Explanation of the regular expression in Perl syntax:

  1. ^ instructs the Perl regular expression engine to start each search at beginning of a line.

  2. [^\r\n,]* is a negative class definition to find any character NOT being a carriage return or a line-feed or a comma zero or more times. That expression matches the first comma separated value. There could be used also [0-9]+ for the given example.

  3. , must be found next (and not a newline character) being the first separator in the data row.

  4. (?:...) is a non-marking / non-capturing group to define an expression on which the multiplier + is applied for finding strings matching the expression inside the group one or more times.

  5. "[^"]*" is for finding strings beginning with " and ending with " and consisting of zero or more characters NOT being the character " which includes also newline characters like carriage return and line-feed. This expression applied one or more times matches the string value of second field value in each data row.

  6. , must be found next being the second separator in the data row.

  7. \K instructs the Perl regular expression engine to keep back the already matched string which results in getting this part of the found string not selected in UltraEdit and ignored for the replace operation. If the replace should modify the first or second field value in each data row in any way, remove \K from the search expression.

  8. [^\r\n,]* is again a negative class definition to find any character NOT being a carriage return or a line-feed or a comma zero or more times. That last part of the expression matches and selects the third field value in each data row on not being a string value which could contain a comma, carriage return, line-feed or double quote which would require enclosing the field value in " for valid CSV format.

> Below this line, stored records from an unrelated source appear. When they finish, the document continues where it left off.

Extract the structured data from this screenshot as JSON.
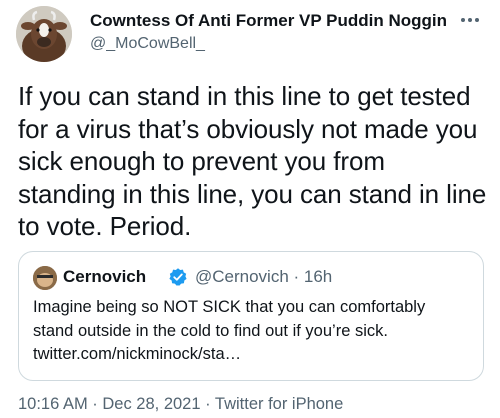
{
  "author": {
    "display_name": "Cowntess Of Anti Former VP Puddin Noggin",
    "handle": "@_MoCowBell_",
    "avatar_icon": "cow-avatar-icon"
  },
  "more_icon": "more-horizontal-icon",
  "tweet": {
    "text": "If you can stand in this line to get tested for a virus that’s obviously not made you sick enough to prevent you from standing in this line, you can stand in line to vote. Period."
  },
  "quoted": {
    "name": "Cernovich",
    "verified_icon": "verified-badge-icon",
    "handle_time": "@Cernovich · 16h",
    "text_lines": [
      "Imagine being so NOT SICK that you can comfortably",
      "stand outside in the cold to find out if you’re sick.",
      "twitter.com/nickminock/sta…"
    ]
  },
  "footer": {
    "timestamp": "10:16 AM · Dec 28, 2021 · Twitter for iPhone"
  },
  "colors": {
    "text": "#0f1419",
    "secondary": "#536471",
    "border": "#cfd9de",
    "verified": "#1d9bf0"
  }
}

It is also possible with a CSV file not containing newline characters inside a field value clicking in UltraEdit on third ribbon tab Edit in fourth group Column / block on command item CSV convert or in contemporary menu Edit in submenu CSV convert on first menu item Convert to fixed-width or in traditional menu Column on menu item Convert to fixed column for opening the dialog window Convert to Fixed Columns.

In this dialog window should be unchecked the first option Scan first line only (vs. complete file).

The second option Keep delimiter with fixed columns can be checked or unchecked as preferred by the user.

The third option Ignore separator in quotes (') should be unchecked in this case with CSV file using correct " to enclose a value with a comma, a double quote or a newline character in double quotes.

The fourth option Ignore separator in doubles quotes (") must be checked for this CSV file.

The fifth option Separator character (^t for tab): should be configured with , as separator.

A click on button Scan fills the last option Field widths (separated by comma ',') and a click on button Convert makes the conversion from comma-separated to fixed column width format.

Now replacements on field values can be done much easier by using either a Perl regular expression replace with ^.{x} to match x number of characters from the beginning of each line or there are used the advanced replace options In column x to y to do the replace only in the specified character column range on each line in the file. Note: The first character column has the column number 0 in the replace window. In the status bar is the column number shown with value 1 for the first character column.

The file can be converted back to CSV file with the command Convert fixed-width to CSV (ribbon mode and toolbar/menu mode with contemporary menus) respectively Convert to character delimited (toolbar/menu mode with traditional menus).


There can be used also an UltraEdit script for true CSV file parsing and do the modification with the script code.